Lee Joo-Yong, Friedman Jonathan E, Angel Itzchak, Kozak Alex, Koh Jae-Young
Department of Neurology, National Creative Research Initiative Center for the Study of CNS Zinc, College of Medicine, University of Ulsan, Seoul 138-736, South Korea.
Neurobiol Aging. 2004 Nov-Dec;25(10):1315-21. doi: 10.1016/j.neurobiolaging.2004.01.005.
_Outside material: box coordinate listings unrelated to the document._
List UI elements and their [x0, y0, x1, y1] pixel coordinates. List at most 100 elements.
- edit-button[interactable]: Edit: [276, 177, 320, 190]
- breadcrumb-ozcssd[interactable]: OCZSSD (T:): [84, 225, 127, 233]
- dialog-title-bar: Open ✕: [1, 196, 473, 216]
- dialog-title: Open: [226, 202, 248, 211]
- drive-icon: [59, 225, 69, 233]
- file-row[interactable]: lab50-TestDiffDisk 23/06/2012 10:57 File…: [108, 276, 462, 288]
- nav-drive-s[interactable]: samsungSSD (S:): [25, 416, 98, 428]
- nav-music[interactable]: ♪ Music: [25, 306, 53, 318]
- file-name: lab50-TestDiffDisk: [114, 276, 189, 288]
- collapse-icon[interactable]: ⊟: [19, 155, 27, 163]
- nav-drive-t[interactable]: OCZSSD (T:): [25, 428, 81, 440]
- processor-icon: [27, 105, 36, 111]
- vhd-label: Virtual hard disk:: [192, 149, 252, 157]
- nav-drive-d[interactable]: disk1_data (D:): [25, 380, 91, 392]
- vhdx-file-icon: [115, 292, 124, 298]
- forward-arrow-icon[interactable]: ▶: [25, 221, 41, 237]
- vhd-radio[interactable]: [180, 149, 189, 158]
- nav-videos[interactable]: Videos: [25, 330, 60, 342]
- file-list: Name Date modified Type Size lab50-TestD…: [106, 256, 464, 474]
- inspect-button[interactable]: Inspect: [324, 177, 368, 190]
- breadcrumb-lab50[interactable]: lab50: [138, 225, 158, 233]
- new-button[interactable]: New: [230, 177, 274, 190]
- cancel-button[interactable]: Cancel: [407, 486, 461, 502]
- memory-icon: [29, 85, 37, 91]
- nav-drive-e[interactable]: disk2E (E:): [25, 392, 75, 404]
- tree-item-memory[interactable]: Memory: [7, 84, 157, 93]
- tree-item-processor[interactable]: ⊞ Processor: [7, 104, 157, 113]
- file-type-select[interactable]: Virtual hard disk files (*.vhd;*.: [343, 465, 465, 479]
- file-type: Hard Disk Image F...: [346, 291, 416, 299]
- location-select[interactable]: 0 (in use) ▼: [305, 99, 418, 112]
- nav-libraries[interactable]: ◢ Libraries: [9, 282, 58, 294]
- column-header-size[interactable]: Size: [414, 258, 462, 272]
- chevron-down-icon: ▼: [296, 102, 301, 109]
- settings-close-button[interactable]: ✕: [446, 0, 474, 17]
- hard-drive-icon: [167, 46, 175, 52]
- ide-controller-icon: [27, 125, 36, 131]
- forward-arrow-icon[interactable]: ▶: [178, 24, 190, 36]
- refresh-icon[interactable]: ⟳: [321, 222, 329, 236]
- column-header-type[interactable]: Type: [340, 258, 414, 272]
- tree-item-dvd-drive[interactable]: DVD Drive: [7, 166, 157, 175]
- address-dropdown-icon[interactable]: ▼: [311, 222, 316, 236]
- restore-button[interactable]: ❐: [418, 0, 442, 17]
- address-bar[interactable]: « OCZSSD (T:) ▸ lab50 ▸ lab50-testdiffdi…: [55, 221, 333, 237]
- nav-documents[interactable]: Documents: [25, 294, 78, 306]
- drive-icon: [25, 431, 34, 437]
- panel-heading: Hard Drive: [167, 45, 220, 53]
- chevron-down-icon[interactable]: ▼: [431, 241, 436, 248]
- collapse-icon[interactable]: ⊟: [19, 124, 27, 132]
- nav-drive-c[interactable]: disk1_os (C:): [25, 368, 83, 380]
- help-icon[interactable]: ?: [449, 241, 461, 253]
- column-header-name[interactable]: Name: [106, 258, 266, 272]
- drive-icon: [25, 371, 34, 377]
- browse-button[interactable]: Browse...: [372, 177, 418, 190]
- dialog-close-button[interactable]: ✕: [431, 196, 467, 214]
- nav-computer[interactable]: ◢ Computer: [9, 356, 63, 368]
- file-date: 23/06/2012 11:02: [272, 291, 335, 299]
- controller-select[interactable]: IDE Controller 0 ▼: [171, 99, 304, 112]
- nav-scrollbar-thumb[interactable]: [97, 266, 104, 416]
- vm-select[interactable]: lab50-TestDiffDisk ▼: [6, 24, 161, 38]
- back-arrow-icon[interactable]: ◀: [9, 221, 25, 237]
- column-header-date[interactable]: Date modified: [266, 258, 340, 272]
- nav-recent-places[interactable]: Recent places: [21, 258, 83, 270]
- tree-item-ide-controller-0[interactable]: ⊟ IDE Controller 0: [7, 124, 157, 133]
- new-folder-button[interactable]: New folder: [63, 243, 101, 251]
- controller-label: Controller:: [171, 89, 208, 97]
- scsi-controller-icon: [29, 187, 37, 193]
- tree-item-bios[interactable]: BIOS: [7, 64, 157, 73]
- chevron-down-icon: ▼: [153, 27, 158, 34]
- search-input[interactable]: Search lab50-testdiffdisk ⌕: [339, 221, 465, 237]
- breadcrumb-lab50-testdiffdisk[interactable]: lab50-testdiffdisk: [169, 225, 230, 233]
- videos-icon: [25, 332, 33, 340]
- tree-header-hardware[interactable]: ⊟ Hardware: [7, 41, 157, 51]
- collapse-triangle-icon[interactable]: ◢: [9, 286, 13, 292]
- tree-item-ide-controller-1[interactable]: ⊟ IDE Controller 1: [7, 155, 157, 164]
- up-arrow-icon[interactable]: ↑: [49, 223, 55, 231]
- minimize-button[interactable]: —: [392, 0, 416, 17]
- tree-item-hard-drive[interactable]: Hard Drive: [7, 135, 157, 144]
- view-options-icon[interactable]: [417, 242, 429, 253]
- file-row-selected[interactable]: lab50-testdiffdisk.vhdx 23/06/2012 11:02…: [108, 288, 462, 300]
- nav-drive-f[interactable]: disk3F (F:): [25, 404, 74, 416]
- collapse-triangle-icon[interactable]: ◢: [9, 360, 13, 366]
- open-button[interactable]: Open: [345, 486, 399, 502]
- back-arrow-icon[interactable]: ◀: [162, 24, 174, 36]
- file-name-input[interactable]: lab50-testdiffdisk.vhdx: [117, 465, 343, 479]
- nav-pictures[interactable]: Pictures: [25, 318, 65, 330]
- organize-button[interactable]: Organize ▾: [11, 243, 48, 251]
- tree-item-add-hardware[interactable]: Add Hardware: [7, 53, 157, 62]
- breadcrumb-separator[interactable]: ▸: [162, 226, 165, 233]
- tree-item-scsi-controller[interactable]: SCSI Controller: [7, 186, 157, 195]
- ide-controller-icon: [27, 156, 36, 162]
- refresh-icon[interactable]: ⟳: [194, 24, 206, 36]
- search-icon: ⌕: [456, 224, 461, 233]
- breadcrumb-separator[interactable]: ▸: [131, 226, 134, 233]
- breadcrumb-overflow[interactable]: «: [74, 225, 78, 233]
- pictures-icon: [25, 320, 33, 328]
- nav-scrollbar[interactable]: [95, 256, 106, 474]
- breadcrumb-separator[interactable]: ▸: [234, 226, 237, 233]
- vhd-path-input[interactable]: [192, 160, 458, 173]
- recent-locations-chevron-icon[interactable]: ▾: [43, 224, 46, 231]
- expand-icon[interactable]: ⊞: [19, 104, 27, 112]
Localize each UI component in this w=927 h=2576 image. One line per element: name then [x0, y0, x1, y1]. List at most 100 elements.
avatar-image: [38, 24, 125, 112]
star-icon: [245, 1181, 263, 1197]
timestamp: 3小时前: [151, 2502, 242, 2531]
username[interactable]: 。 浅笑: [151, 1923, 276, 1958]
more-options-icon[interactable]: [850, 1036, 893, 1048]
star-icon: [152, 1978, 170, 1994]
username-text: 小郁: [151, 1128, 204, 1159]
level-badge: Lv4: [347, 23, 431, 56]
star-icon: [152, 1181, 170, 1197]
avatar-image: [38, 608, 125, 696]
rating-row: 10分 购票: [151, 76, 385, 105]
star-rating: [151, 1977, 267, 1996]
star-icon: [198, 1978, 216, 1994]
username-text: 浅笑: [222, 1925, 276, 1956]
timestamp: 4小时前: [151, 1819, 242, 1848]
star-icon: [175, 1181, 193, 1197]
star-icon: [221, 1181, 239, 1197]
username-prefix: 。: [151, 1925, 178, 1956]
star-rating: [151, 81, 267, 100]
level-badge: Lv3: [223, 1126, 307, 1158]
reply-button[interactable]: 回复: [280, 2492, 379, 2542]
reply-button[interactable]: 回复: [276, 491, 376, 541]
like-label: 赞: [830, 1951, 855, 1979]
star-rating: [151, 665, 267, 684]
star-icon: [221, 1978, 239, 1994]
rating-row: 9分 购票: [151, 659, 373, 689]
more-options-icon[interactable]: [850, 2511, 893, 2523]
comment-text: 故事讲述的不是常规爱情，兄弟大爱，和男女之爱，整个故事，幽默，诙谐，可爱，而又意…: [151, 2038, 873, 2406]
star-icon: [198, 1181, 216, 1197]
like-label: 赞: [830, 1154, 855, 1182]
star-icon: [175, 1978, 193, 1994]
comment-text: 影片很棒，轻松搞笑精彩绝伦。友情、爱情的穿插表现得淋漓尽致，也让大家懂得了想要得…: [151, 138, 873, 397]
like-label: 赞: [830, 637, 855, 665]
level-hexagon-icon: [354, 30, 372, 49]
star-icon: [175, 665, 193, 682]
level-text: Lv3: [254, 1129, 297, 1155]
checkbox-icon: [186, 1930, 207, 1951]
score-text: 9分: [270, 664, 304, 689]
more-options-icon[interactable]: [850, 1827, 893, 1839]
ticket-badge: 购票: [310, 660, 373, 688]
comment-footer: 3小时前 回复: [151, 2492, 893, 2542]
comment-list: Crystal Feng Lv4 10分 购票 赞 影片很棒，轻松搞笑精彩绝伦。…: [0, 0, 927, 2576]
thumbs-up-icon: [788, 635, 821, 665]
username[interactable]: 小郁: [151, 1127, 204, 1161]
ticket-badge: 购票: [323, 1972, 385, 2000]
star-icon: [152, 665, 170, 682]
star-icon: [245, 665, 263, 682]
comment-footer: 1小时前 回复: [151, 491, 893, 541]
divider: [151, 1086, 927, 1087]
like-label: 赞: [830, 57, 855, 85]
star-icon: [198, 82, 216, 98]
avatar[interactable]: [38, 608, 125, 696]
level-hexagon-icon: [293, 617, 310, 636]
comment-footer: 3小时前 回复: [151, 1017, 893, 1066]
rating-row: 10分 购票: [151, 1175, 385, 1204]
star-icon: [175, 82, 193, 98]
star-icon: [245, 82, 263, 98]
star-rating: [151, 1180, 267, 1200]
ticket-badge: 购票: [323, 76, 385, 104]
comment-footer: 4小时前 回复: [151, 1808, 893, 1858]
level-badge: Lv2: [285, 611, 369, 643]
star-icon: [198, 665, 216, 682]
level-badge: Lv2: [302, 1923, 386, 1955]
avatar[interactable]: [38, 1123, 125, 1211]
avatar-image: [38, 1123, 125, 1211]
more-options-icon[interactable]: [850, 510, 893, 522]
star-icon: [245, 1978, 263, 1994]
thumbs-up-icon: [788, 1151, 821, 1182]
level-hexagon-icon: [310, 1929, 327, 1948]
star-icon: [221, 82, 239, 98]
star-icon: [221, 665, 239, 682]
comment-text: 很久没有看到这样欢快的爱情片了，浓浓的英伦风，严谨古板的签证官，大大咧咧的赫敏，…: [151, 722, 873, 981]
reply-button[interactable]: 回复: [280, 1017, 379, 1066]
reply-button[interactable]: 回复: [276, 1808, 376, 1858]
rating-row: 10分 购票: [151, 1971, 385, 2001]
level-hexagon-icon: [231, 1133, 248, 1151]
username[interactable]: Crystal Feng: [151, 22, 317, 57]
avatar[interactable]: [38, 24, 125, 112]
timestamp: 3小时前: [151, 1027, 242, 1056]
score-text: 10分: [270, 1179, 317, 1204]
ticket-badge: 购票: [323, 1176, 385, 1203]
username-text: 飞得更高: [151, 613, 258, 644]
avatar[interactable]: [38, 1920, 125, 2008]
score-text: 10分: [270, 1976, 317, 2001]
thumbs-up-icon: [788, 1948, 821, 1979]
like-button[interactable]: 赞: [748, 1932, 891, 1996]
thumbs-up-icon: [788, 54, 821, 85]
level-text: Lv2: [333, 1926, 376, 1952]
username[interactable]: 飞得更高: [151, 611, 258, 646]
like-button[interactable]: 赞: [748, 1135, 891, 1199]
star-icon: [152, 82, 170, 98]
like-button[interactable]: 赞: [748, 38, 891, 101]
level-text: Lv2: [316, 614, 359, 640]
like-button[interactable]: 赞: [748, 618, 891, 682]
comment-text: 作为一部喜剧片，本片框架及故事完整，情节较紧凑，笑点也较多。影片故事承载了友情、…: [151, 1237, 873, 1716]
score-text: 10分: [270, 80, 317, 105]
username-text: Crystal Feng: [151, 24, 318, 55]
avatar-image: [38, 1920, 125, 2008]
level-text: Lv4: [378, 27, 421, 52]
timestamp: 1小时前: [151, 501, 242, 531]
Metals such as zinc, copper and iron contribute to aggregation of amyloid-beta (Abeta) protein and deposition of amyloid plaques in Alzheimer's disease (AD). We examined whether the lipophilic metal chelator DP-109 inhibited these events in aged female hAbetaPP-transgenic Tg2576 mice. Daily gavage administration of DP-109 for 3 months markedly reduced the burden of amyloid plaques and the degree of cerebral amyloid angiopathy in brains, compared to animals receiving vehicle treatment. Moreover, DP-109 treatment appeared to facilitate the transition of Abeta from insoluble to soluble forms in the cerebrum. These results further support the hypothesis that endogenous metals are involved in the deposition of aggregated Abeta in brains of AD patients, and that metal chelators may be useful therapeutic agents in the treatment of AD.
锌、铜和铁等金属会促使β-淀粉样蛋白(Aβ)聚集以及淀粉样斑块在阿尔茨海默病(AD)中沉积。我们研究了亲脂性金属螯合剂DP-109是否能在老年雌性hAβPP转基因Tg2576小鼠中抑制这些事件。与接受赋形剂处理的动物相比,每天经口灌胃给予DP-109 3个月可显著减轻大脑中淀粉样斑块的负担以及脑淀粉样血管病的程度。此外,DP-109处理似乎有助于大脑中Aβ从不溶性形式转变为可溶性形式。这些结果进一步支持了以下假说:内源性金属参与了AD患者大脑中聚集的Aβ沉积,并且金属螯合剂可能是治疗AD的有用治疗药物。